I am looking for some advice related to how to store & query data.
I am using druid for tracking the statuses of machines in a data centre. The status of a machine can be created, up, down and decommissioned. For this data, I have to run queries such as the following:
Number of machines which are active (not decommissioned) right now
Number of machines which are up right now
weekly/monthly time-series of created/up/down/decommissioned machines
weekly/monthly time-series of active machines
Based on the above queries, the right way to store the data seems to be to store the events as they occurred - as opposed to single machine records.
So something like this:
__time, machine_id, status
As opposed to:
__time, machine_id, created_at, decommisioned_at, up_at, down_at
The first schema might result in slightly more complex queries. However, the second schema loses the history of machines i.e. timestamps of multiple up & down events are lost. Also in druid, it doesn’t seem possible to update a single record. So when a machine goes down, I have no way of finding a single record and just updating a value on that record. Any thoughts?
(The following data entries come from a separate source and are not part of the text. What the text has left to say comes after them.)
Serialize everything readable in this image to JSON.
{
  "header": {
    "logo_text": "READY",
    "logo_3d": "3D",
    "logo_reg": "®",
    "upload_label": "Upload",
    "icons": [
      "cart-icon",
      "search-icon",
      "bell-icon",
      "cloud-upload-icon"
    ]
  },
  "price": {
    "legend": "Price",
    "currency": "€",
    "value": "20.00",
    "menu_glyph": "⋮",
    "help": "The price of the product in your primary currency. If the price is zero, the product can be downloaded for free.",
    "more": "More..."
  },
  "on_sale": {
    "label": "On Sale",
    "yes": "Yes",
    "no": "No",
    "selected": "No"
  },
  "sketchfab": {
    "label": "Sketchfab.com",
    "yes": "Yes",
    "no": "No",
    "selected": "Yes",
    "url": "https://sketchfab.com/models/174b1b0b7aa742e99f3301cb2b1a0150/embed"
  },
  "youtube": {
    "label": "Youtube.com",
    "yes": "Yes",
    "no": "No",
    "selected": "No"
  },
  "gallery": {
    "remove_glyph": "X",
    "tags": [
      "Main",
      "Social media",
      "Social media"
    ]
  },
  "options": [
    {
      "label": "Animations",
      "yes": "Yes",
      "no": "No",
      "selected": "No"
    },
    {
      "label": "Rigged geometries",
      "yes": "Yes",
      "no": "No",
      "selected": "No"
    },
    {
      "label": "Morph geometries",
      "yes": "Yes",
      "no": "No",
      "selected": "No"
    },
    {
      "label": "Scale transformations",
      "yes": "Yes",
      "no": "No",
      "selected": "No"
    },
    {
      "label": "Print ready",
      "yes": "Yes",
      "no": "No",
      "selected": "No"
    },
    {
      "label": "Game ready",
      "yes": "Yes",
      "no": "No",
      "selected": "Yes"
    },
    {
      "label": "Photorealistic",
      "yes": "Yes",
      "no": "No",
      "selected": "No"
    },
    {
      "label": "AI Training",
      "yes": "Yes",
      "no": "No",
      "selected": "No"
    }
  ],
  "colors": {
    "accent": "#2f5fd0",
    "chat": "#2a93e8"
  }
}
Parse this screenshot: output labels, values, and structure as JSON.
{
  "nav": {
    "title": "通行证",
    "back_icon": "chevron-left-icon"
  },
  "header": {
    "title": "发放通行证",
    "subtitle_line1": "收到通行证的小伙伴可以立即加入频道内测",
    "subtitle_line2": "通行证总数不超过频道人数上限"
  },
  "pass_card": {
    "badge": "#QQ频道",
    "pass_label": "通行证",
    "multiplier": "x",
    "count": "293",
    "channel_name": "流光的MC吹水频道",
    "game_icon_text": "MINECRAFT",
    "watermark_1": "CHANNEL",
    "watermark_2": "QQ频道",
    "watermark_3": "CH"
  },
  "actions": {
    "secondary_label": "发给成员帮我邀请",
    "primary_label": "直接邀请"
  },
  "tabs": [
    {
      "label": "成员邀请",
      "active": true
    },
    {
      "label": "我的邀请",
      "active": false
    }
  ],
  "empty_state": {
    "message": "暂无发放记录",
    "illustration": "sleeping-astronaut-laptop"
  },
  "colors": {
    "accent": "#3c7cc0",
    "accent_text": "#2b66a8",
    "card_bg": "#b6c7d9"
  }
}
My second question is on a particular type of query: the number of machines active in a month. So I have created_at and decommisioned_at timestamps. Given this time difference, I need to create a per-month metric. I found examples of SQL queries for how to do that. However, it seems like a common enough requirement - find monthly active X. And I am wondering if there are any functions that druid provides out of the box to generate this type of time series.